[Haskell-cafe] Embedded scripting Language for haskell app

Yves Parès limestrael at gmail.com
Wed Aug 18 07:17:02 EDT 2010

Mmh, I raised this question some months ago, I thought about Scheme and I've
been recommended to use Lua instead of Scheme (as far as I remember, the
author of a scheme implementation available on Hackage told it wasn't solid

I would add something: who will script for your application?
If it is only the developper (i.e. you), you can use whatever language you
But if the application is intended to be extended by its users (just like
modders for games), then it may be preferable to use a -- still good -- but
knowed language.

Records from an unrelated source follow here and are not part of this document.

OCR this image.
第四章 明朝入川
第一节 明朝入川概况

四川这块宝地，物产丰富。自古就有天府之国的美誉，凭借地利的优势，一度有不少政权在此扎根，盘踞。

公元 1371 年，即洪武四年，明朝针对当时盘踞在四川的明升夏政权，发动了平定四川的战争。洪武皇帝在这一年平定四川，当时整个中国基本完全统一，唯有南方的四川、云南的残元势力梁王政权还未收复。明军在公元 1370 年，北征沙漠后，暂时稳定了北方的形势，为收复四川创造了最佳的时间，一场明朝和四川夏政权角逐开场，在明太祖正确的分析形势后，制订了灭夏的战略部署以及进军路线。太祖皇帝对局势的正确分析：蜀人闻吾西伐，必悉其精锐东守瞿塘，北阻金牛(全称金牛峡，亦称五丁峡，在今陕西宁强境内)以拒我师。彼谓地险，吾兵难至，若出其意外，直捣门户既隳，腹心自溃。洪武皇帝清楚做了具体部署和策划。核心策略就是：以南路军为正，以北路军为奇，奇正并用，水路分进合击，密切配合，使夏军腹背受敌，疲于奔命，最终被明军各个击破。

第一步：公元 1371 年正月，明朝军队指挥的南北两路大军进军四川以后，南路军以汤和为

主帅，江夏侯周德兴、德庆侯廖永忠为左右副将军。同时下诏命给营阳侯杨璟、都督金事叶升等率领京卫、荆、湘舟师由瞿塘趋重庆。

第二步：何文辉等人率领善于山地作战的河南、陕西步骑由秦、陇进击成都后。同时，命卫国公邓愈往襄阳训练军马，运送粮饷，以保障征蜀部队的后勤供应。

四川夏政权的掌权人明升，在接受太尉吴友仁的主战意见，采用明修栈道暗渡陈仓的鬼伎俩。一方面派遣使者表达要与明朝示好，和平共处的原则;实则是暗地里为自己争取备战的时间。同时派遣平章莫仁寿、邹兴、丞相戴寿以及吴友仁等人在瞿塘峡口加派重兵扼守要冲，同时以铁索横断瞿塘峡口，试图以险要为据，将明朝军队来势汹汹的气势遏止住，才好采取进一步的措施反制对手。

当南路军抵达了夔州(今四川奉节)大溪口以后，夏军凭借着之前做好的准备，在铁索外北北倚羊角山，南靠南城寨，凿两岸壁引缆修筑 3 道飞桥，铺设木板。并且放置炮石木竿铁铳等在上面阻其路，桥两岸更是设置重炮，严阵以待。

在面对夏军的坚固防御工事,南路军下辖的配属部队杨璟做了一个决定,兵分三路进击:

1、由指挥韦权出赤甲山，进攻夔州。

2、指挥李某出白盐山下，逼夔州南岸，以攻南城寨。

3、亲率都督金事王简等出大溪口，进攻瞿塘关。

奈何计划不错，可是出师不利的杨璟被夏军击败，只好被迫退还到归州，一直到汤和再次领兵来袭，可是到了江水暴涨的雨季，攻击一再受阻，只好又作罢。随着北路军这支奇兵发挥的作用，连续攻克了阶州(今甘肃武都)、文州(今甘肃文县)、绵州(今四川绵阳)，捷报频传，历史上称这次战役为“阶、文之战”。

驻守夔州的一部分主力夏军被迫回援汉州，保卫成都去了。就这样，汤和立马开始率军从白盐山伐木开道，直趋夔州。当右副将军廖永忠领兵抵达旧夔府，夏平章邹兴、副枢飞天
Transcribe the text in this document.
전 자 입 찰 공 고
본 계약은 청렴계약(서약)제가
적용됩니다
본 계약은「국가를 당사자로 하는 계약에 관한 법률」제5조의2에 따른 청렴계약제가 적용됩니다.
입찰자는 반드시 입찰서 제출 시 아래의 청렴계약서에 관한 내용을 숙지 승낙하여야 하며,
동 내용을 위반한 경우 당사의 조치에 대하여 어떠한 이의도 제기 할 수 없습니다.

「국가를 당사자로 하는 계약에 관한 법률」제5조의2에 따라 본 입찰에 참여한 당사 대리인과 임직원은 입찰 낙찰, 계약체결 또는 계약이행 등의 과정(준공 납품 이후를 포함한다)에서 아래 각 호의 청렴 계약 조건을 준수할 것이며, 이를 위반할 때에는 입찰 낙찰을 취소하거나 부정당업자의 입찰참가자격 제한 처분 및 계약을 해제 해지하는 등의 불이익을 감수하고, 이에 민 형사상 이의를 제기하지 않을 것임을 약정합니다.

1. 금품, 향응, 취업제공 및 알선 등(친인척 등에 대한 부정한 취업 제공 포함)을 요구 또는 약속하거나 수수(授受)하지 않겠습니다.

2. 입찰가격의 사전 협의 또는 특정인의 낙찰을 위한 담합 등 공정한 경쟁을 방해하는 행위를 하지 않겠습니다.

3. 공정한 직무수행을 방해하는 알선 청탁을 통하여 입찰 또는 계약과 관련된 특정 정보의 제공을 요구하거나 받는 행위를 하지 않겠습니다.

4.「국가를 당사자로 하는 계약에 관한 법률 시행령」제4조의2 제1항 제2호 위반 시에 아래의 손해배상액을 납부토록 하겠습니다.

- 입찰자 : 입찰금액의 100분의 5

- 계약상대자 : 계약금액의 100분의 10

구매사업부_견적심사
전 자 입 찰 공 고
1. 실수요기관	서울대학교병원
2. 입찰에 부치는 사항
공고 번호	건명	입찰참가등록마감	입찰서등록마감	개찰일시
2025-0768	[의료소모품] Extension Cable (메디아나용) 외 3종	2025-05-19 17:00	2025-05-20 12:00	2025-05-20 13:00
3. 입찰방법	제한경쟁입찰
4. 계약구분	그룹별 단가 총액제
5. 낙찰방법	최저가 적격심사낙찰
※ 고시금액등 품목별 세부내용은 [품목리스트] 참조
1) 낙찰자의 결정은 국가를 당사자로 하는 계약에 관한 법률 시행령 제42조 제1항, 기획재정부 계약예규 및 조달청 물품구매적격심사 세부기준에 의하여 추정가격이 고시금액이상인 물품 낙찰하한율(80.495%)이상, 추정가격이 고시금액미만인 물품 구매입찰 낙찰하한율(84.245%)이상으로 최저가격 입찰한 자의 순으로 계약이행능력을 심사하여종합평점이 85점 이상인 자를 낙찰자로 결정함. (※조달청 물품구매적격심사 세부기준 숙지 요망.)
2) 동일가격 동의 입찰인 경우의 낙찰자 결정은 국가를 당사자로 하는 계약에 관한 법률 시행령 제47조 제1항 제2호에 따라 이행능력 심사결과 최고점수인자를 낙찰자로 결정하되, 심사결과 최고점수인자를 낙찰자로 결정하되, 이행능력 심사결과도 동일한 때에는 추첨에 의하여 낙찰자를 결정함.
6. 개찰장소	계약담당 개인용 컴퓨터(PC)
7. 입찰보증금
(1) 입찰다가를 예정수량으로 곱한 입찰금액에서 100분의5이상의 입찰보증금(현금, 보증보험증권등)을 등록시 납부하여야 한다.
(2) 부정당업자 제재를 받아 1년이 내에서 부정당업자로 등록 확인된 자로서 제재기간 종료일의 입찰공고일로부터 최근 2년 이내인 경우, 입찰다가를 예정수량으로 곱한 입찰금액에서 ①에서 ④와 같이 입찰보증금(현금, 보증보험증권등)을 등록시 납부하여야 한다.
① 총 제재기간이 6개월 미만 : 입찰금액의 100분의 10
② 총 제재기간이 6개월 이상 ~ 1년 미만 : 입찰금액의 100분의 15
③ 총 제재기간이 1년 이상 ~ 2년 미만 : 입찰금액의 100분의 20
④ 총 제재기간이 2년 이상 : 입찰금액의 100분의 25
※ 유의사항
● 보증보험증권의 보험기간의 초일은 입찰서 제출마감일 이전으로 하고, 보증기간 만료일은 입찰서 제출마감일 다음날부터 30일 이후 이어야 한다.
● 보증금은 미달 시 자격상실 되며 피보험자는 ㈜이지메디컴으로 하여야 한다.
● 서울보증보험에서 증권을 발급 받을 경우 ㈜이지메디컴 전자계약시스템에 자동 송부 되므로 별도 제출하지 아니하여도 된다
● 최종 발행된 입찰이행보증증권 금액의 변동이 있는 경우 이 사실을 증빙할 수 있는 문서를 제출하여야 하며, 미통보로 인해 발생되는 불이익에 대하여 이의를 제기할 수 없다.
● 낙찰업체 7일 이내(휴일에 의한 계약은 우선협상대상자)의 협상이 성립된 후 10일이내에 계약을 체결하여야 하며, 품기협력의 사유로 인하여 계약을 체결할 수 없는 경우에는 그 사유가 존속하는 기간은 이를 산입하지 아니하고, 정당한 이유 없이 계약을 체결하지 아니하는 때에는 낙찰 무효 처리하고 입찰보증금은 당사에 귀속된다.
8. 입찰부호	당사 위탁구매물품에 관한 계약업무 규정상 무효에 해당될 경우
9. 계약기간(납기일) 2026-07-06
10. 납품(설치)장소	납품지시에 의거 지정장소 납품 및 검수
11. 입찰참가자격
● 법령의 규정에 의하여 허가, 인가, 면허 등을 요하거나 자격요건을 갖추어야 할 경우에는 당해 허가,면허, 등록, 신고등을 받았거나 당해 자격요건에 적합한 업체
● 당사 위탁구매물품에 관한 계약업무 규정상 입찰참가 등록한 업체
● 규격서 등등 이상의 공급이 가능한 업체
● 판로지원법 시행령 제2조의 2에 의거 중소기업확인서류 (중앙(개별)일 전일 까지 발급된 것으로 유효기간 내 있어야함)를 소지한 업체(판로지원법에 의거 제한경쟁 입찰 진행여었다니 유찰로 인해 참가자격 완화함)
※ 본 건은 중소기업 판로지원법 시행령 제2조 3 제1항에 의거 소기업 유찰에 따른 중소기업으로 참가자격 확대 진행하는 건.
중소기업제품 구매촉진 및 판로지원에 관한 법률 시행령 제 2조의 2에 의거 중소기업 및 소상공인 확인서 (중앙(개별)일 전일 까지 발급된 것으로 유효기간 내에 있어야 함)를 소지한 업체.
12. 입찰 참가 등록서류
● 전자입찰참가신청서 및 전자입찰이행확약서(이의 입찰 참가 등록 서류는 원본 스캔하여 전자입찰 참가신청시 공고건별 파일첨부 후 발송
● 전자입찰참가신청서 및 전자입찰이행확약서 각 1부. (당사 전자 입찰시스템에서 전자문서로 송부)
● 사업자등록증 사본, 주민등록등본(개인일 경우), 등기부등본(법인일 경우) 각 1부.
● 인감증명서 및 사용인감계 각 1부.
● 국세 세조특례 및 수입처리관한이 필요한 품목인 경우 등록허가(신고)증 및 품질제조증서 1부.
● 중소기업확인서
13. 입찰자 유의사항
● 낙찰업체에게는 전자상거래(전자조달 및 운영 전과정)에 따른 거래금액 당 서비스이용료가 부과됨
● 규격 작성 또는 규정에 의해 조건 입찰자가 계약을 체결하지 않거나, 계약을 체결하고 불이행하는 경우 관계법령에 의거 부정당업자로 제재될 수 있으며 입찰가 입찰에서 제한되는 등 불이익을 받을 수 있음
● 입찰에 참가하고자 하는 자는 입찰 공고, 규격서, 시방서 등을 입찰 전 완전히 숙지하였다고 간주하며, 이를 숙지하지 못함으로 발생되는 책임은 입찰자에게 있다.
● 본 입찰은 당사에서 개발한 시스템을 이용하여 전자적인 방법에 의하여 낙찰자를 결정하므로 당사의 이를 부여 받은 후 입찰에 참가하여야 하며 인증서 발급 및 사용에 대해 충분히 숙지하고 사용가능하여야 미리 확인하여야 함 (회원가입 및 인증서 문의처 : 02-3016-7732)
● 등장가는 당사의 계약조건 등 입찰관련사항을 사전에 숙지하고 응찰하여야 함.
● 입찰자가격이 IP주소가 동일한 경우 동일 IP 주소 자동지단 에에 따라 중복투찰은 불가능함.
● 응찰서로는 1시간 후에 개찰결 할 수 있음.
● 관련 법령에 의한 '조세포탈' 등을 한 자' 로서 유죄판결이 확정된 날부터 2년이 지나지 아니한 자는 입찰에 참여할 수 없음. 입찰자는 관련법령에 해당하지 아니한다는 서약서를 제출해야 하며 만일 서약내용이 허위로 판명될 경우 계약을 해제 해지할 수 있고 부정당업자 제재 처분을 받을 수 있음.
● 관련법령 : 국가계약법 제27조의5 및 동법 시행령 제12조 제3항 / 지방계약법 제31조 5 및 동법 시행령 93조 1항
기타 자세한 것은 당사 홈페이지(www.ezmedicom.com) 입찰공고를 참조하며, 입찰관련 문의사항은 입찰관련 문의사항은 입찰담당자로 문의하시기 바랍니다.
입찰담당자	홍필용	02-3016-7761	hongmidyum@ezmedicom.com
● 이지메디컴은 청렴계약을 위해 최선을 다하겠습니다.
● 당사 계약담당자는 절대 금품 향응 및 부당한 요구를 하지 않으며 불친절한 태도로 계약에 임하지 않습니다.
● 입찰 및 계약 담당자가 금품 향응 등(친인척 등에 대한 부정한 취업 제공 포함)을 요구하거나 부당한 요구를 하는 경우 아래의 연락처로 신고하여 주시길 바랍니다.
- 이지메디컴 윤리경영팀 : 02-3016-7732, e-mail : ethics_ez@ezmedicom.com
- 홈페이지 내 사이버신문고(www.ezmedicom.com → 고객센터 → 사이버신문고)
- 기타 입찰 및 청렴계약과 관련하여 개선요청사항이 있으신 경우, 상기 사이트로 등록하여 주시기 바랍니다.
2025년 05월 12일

Or at least a language that is easy to learn.
Lua is a nice language, totally simple to learn, and made for scripting.
Haskell is a über powerful language, but it is much longer to learn.
Scheme is simpler to learn than Haskell, but far more "exotic" than Lua.
Anyway, that's just my opinion.

2010/8/18 Stephen Sinclair <radarsat1 at gmail.com>

> On Tue, Aug 17, 2010 at 6:05 AM, Hemanth Kapila <saihemanth at gmail.com>
> wrote:
> > Hi,
> > Can some one please give me a suggestion on the best choice for an
> embedded
> > scripting Language for a haskell application?
> > I mean, something like guile/lua for c/c++ and groovy/jruby for java.
> > For quite some time, I've been using a lisp-like interpreter that I
> > implemented myself. But this is not going too well - going by this road,
> I
> > suspect I will end up with a mule. I am looking for a pony (a declarative
> > programming language). I am okay with a donkey too.
> > baskell[1] seems interesting. And there's hslua[2].
> > Can one use hint[3] like this ?
> How about a tiny lisp or scheme interpreter?  Lots of those to choose
> from, (including some written in Haskell) and with a few clever macros
> you could easily provide a declarative DSL for users to work with.  I
> see that you mentioned guile, but even tinyscheme would be pretty
> powerful and only add a few K to your project.
> This raises the question, what is the smallest (or most embeddable
> anyway) Haskell interpreter that can be built?